I knew when I was facing defeat and so, when we sat down together and a pot of tea had been brought, I gave up talking about art. ‘What do you do, Lucy?’ I asked. Her smile was immediate and directed at The White Whale.
‘Go on’, he said, ‘Tell him.’
‘Well … I’m a domme. A dominatrix.’ She was diminutive, doll-like. I didn’t believe her.
‘I’d never have guessed that’, I said.
‘Oh you should see her in action,’ The White Whale enthused. ‘Go on, Lucy, tell him what you told me about that bloke and the Queen.’
‘Should I?’ she asked, giggling. ‘Oh, alright, yeah. So, I had this fella come see me a few months back. Ordinary sort. Chubby, business man, fifties. Wife won’t do the things he wants. Nothing too heavy, you see, just a bit of spanking and the like.
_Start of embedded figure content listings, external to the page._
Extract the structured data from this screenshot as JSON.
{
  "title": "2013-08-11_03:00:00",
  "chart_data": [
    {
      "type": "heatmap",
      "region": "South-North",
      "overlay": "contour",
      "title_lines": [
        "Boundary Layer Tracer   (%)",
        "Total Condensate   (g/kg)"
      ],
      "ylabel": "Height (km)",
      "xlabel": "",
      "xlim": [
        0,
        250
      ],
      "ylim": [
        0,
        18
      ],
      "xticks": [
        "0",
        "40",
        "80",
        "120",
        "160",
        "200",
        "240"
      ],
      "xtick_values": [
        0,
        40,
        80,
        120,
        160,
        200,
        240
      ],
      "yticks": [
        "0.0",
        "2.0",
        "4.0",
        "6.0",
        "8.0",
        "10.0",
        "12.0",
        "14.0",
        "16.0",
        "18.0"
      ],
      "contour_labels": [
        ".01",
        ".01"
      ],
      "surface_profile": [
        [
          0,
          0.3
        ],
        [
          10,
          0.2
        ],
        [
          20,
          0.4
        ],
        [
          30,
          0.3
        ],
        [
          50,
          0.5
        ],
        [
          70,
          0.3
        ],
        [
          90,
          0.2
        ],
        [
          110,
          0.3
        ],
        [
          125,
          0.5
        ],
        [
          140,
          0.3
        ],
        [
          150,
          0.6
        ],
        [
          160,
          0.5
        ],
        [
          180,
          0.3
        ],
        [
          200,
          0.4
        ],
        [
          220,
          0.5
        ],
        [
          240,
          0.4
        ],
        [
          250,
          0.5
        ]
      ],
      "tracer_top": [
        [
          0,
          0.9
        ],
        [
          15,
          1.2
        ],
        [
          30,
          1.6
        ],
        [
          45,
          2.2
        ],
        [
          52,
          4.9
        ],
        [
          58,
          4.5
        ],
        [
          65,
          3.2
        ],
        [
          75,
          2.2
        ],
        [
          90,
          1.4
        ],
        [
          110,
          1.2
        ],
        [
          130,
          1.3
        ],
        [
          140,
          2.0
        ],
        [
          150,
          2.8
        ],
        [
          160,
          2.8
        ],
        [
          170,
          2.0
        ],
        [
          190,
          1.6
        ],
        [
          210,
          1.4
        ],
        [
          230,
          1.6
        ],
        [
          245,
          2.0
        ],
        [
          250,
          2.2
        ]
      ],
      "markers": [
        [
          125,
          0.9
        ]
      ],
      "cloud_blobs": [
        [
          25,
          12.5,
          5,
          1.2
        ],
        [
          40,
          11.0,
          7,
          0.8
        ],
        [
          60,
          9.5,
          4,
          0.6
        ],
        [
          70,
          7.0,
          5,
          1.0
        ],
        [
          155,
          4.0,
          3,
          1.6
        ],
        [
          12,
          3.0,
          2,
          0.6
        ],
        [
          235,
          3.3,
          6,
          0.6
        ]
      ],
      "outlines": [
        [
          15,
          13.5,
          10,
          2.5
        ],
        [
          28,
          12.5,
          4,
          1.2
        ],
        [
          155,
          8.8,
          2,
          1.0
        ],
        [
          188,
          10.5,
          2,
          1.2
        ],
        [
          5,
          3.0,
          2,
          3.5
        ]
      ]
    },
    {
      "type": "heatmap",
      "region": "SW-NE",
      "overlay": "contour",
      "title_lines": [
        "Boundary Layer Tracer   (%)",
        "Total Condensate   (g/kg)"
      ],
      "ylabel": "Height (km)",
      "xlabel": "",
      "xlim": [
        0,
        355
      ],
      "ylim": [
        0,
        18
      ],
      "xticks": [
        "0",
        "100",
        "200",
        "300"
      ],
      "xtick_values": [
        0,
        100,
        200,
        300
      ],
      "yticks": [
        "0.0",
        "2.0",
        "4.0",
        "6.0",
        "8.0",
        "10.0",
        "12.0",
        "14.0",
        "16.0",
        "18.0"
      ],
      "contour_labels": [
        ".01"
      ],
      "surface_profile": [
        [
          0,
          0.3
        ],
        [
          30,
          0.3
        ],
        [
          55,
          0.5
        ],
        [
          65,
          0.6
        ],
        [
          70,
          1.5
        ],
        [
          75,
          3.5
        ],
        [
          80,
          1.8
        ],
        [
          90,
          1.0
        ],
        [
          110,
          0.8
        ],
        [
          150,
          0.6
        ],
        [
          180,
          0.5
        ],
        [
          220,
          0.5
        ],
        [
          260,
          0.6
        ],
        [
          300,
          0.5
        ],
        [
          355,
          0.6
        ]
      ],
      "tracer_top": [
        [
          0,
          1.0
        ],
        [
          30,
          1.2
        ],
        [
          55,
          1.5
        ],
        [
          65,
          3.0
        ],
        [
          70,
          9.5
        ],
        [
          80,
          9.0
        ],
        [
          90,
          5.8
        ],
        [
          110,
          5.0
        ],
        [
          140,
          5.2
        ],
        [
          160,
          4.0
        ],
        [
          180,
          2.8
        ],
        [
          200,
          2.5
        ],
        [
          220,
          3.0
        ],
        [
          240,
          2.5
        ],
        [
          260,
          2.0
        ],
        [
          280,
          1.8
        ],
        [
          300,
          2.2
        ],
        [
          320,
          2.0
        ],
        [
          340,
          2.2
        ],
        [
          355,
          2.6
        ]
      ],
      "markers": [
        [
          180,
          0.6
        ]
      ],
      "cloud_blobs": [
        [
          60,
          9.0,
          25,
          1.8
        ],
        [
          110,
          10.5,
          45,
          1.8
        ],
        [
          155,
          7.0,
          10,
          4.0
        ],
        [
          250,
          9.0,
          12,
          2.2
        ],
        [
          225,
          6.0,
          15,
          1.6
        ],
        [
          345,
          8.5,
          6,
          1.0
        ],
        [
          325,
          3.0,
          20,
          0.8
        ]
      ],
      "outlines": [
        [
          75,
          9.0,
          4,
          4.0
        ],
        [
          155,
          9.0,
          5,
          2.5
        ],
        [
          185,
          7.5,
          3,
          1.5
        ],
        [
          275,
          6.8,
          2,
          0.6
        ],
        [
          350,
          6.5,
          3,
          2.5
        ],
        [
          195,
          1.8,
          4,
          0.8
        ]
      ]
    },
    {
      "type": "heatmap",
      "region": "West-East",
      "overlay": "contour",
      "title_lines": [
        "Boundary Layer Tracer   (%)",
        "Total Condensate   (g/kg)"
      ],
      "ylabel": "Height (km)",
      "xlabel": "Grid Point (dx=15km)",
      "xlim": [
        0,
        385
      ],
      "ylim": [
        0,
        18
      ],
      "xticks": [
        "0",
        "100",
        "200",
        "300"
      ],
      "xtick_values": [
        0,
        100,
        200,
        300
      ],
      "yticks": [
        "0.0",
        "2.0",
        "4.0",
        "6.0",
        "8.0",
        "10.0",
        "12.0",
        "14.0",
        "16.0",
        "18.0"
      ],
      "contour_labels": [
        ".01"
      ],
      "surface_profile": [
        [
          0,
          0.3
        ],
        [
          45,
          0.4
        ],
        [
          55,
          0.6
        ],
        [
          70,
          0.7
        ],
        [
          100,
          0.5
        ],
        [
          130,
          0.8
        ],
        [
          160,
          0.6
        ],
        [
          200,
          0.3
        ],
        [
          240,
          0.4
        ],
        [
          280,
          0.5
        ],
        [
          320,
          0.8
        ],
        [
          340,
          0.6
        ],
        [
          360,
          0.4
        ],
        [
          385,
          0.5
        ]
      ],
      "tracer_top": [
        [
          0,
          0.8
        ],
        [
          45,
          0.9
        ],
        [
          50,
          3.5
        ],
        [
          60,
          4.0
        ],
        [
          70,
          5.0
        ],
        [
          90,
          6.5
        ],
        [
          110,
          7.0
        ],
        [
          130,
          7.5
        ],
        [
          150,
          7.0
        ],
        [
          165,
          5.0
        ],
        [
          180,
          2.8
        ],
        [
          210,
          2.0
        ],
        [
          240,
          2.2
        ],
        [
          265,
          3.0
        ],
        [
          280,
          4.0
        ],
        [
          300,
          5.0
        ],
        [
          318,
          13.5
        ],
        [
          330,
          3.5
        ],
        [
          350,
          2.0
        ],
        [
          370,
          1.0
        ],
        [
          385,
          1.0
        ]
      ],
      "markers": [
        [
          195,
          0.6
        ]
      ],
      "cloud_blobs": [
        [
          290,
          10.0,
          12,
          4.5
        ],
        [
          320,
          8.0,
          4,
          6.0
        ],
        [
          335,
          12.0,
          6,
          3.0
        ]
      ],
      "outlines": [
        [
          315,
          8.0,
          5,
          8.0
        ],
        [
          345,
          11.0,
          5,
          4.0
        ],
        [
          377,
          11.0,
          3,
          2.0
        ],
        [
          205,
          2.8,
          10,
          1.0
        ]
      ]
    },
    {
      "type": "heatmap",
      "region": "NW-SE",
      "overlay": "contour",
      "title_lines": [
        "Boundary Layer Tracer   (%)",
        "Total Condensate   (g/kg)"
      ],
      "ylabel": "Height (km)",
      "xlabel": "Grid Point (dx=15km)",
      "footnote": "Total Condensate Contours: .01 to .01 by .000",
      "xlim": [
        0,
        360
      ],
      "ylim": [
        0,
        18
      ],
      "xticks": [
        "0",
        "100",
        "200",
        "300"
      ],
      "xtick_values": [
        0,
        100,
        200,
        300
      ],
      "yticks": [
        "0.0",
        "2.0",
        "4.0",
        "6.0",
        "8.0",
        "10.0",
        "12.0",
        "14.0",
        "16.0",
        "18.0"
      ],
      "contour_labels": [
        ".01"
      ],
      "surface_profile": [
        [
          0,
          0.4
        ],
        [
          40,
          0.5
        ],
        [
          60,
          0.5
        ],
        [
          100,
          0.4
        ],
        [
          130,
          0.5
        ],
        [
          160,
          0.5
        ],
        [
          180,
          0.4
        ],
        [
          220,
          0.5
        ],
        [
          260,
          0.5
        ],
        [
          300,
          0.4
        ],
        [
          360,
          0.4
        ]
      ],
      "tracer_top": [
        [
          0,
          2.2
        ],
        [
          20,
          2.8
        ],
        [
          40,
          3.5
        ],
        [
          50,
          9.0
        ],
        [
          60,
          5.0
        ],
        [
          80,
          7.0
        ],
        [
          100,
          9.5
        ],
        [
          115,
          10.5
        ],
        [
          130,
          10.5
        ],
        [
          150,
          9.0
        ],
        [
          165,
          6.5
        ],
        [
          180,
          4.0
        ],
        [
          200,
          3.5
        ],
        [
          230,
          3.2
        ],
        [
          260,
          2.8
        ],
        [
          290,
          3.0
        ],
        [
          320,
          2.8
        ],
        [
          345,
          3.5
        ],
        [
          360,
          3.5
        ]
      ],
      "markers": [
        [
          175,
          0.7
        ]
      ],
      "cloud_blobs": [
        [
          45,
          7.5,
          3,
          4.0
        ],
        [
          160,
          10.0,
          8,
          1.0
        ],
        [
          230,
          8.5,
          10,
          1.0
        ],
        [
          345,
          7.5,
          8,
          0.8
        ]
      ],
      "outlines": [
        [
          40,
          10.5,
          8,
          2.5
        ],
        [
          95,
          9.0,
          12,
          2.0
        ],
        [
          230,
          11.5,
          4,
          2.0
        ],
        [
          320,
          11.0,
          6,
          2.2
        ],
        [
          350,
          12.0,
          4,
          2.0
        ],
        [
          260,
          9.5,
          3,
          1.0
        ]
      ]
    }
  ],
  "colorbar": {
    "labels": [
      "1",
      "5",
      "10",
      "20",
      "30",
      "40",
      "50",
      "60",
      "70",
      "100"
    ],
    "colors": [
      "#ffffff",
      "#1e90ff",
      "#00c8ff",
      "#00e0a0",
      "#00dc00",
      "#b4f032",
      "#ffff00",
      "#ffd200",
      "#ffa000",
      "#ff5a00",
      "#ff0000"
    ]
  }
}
Gimp mask, ball gag, strap-on.
‘He starts coming every week for an hour or two. His missus must not see him with his trousers down, because he liked me to leave my mark, if you know what I mean. Anyway, last week he comes as usual and he’s bought me a present, some thigh-high patent leather boots with a heel on ‘em this fucking big. He asks me to try them on. “Very nice” he says. Then he takes off his clothes and he’s wearing these Union Jack boxer shorts and he gets on all fours and gets me to run at him and kick him as hard as I can in the balls.’
Tears were streaming down The White Whale’s face. ‘You didn’t tell him the best bit!’ he said. ‘Tell him what he made you say!’
‘Oh yeah’, Lucy said, ‘when I kicked him he made me scream “This one’s for the Queen!”’
I knew exactly how the man felt. In my experience of the art market, most deals – the overwhelming majority – die on the vine. You’re selling something no one needs to people who don’t need to care. But this ordeal, more than any other, was the moment when I realised that, for many of these guys, the deals themselves were the point. Whether they bought the artwork or not seemed to matter far less; it was some kind of victory or one-upmanship that kept them coming back.
I gave up on The White Whale after this and it wasn’t long afterwards that I gave up on the art market altogether. I saw him once, a few years later, still tall and sneeringly powerful at a distance. He was looking at a painting in an auction pre-sale viewing. As he walked away he seemed to limp, to grimace with stiffness or pain. I wondered if perhaps he’d been kicked in the balls.